Geoff was clearly wiped out by the emotions of it all and, after a swift pint, was in bed by 8 p.m. I walked the dog, rang [my wife] Trudie and checked the forecast half a dozen more times. Sleeping wasn’t going to be easy anyway! It was still on, still looking all-time for ‘Big Monday’.
We were up with the sun to try and squeeze every last hour of daylight, but, come ten, we were still driving round. The wind was blowing but looked to be really offshore. The swell was there, but seemed to not be wrapping in anywhere at all. Some of the usual spots were flat (which I couldn’t get my head round with a 17-sec. period of west swell), so finding a sailable place was proving impossible. At least Geoff was getting a guided tour of beautiful Caithness. Of course we wanted to sail Thurso East, but maybe we almost didn’t believe it could happen?
As time ticked on we knew it was now or never. It still looked really offshore and not that big with the dropping tide. It was windy though. I rigged a 4.3 and headed out to join the handful of surfers. A game of tentative politeness ensued where I would catch a wave, bottom turn wide around the pack, around the throwing lip and turn on the still-very-shapely end section. I’d sail straight out the back again in 10 seconds flat, then sit on my kit for 10 minutes before repeating. It was a happy medium, if slightly frustrating, but meant that the surfers got their waves and I got mine without being dropped in on. Most importantly it was very sailable, actually not too offshore and at times and I was pretty stacked on the 4.3. Phew.
CAMERA BLUNDERS
Geoff had been on camera duty, so we had some evidence of Thurso East windsurfing in-the-can and now it was Geoffs turn to head out. I’d neatly stitched him up with sailing at low tide when the waves are smallest – and he’d neatly stitched me up by setting the camera to ‘bulb’. After my story of the last person drowning my camera, he’d kindly used the rain guard and spun all the dials on the top of the camera as he pulled it over.
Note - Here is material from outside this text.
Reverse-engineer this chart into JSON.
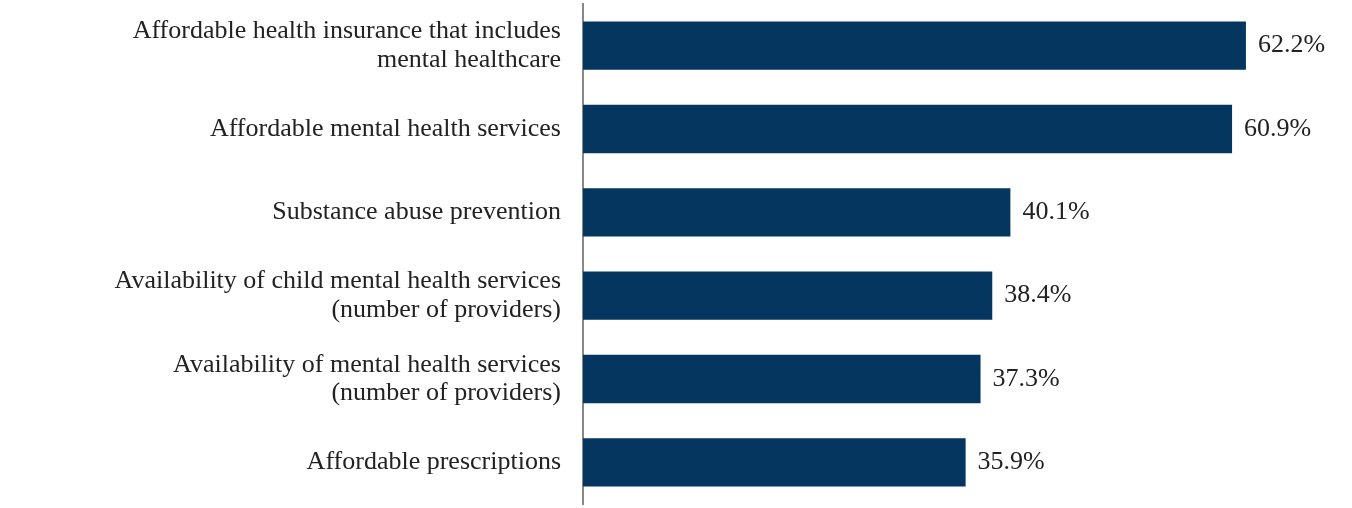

Program ‘Bulb’, aperture ‘20’ and not much light doesn’t make for discernible pics it seems …
Geoff had the place almost to himself for a couple of hours, screaming along the lovely Thurso East walls, before I decided I just had to head back out. It was now really starting to turn on. The tide was pushing in, the 10-ft. at 17-seconds swell was really starting to show itself. The wind was perfectly east and 30 mph., there were logo-high, logo-wide barrels – and the surfers were also heading back out. Pointing your board at the lip of a barreling nearly-mast-high wave, trying to backdoor it for an air with an approach speed of 35 mph. is perhaps one of the hardest things we as windsurfers ever have to do? I can tell you [from my motorbike experience] that taking a corner at 120 mph. on the edge of your tyres, within feet of other peoples’ elbows and your knee on the grass, really isn’t that trick. But, lining up moving, heavy lips with surfers bobbing about in the mix is really more than my brain can compute. Which brings us back to the beginning of my tale. My one and only hit on the heaviest part of the wave and the 10 seconds that truly made the whole 48 hrs. worthwhile – even if I did have my eyes closed!
As ever, my first thought is ‘when will it ever happen again?’ Imagine if it was bigger, less surfers, more wind? It’s such a fantastic wave, I’ll be checking the forecast daily and crossing my fingers for a long time to come.